2. DeShone Kizer (RS-So.) – Notre Dame
Height: 6-4 Weight: 235
40-Yard Dash: 4.83
5,805 passing yards, 47 TDs, 19 INTs, 60.7 comp. %
Player Comparison: Matt Ryan
Projected Draft Round: 1-2
When it comes to Kizer, I do admit I have a bit of a bias, being a Notre Dame fan. However, I re-watched all but two of Kizer’s games from 2016 in an attempt to make an objective assessment of him. I watched every game live during the 2016 season, and all of his 2015 starts, as well. His biggest critics will point to a drop off in play in 2016 compared to 2015 when he took over for an injured Malik Zaire. The issue with comparing the two seasons is that there was a significant drop off in talent around him. He has terrific size and was asked to carry the load offensively for Notre Dame. Defensively, the Fighting Irish were one of the worst units [statistically] in the country and put Kizer, still a relatively young quarterback, in difficult positions, often playing from behind.
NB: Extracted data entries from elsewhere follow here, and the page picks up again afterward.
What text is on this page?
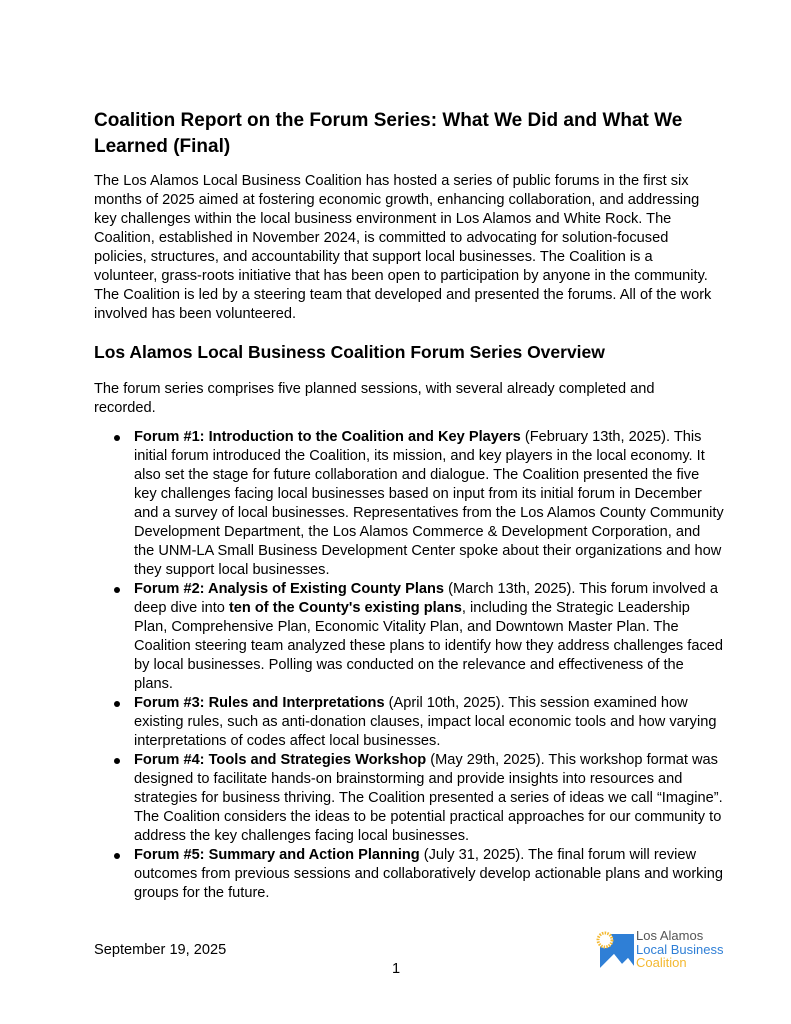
Coalition Report on the Forum Series: What We Did and What We Learned (Final)

The Los Alamos Local Business Coalition has hosted a series of public forums in the first six months of 2025 aimed at fostering economic growth, enhancing collaboration, and addressing key challenges within the local business environment in Los Alamos and White Rock. The Coalition, established in November 2024, is committed to advocating for solution-focused policies, structures, and accountability that support local businesses. The Coalition is a volunteer, grass-roots initiative that has been open to participation by anyone in the community. The Coalition is led by a steering team that developed and presented the forums. All of the work involved has been volunteered.

Los Alamos Local Business Coalition Forum Series Overview

The forum series comprises five planned sessions, with several already completed and recorded.

Forum #1: Introduction to the Coalition and Key Players (February 13th, 2025). This initial forum introduced the Coalition, its mission, and key players in the local economy. It also set the stage for future collaboration and dialogue. The Coalition presented the five key challenges facing local businesses based on input from its initial forum in December and a survey of local businesses. Representatives from the Los Alamos County Community Development Department, the Los Alamos Commerce & Development Corporation, and the UNM-LA Small Business Development Center spoke about their organizations and how they support local businesses.
Forum #2: Analysis of Existing County Plans (March 13th, 2025). This forum involved a deep dive into ten of the County's existing plans, including the Strategic Leadership Plan, Comprehensive Plan, Economic Vitality Plan, and Downtown Master Plan. The Coalition steering team analyzed these plans to identify how they address challenges faced by local businesses. Polling was conducted on the relevance and effectiveness of the plans.
Forum #3: Rules and Interpretations (April 10th, 2025). This session examined how existing rules, such as anti-donation clauses, impact local economic tools and how varying interpretations of codes affect local businesses.
Forum #4: Tools and Strategies Workshop (May 29th, 2025). This workshop format was designed to facilitate hands-on brainstorming and provide insights into resources and strategies for business thriving. The Coalition presented a series of ideas we call “Imagine”. The Coalition considers the ideas to be potential practical approaches for our community to address the key challenges facing local businesses.
Forum #5: Summary and Action Planning (July 31, 2025). The final forum will review outcomes from previous sessions and collaboratively develop actionable plans and working groups for the future.
September 19, 2025
1
Los Alamos
Local Business
Coalition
Even though the stats would suggest a step back from 2015 to 2016, maturity-wise I think the adversity helped Kizer grow as a leader.
What They’re Saying:
“Kizer is proficient in processing coverages and making the correct decision on the fly, and he does a good job of keeping his feet active in order to remain ready to throw with proper mechanics as soon as he makes a decision. In many respects, Kizer is the total packages. The concerns with Kizer are that he clearly fell off during the back half of the 2016 season and that he constantly battled head coach Brian Kelly, though the latter issue is not necessarily reflective of Kizer’s inability to receive coaching. Kizer’s draft stock will end up being more dependent on whiteboard sessions and interviews than anything else, but it’s clear that he is a talented player on film.”
– Derrik Klassen (Optimum Scouting)
“After an impressive Week 1 in which he littered the field with NFL throws, Kizer received No. 1 overall hype though the rest of the season was filled with ups and downs. While he certainly didn’t get much help from a young receiving core and a musical-chairs quarterback controversy, there were many times you expected Kizer to pull his team through to get a win and he failed to do so. Kizer’s traits are as good as any quarterback in the 2017 class, but the inconsistencies with accuracy and decision-making leave a lot of question marks of how he will translate to the next level. The natural instincts for the position and pure arm talent are there, with a coach likely to see those uncoachable traits that and try make him into the player he has the potential to be.”
– Pro Football Focus
“As Notre Dame’s QB, he really challenged defenses in the window between the second and third levels—some of his best throws, consistently, were up the seam into that gap. He can get it deep and outside the numbers, too, with enough touch to drop those passes into a bucket.”
– Chris Burke (Sports Illustrated)
If you follow me, you know how I feel about Kizer. I think he has the size, talent, and intangibles you want in a franchise quarterback. I also think there’s enough debate over just how good Kizer can be that he might be available for the Bills in the second round. I think he’d be a great fit in Rick Dennison’s offense, and in my mind is a proven over the middle and intermediate thrower already. One of the biggest issues Tyrod Taylor has had over his two seasons as a starter is his ability to beat a defense over the middle of the field. I’ve seen player comparisons to Big Ben, and from a size and arm strength perspective, I can see it. I don’t think he should be an option for the Bills at 10, but if they get lucky, they might get an opportunity day two.
Kizer does a great job moving the defender to clear room over the top to hit the wheel route to his running back out of the backfield. He recognizes the blitz, stands tall, and delivers a basket throw over the shoulder where only his receiver can make a play. I think his deep ball accuracy is a strength of Kizer’s, and you see it on this play.
This is a simple option route to his tight end breaking to the sideline. What you want to see is Kizer quickly identify the coverage (which he does), get the ball out as his receiver makes his break (he does), and deliver an accurate ball leading him to the sideline and away from trouble. It’s a simple play he’ll have to continue to make at the next level, but these in-rhythm plays are what you want to see.
The defense confused Kizer almost immediately off the snap of the ball. He gets happy feet, panics, and throws a poor ball to an open receiver. What you do like, however, is that he makes it to his last read on the play. This means he was able to go through his progressions, diagnose the defense, and check it down to the crossing route. He could have completed this pass had he remained balanced in the pocket, but his footwork failed him.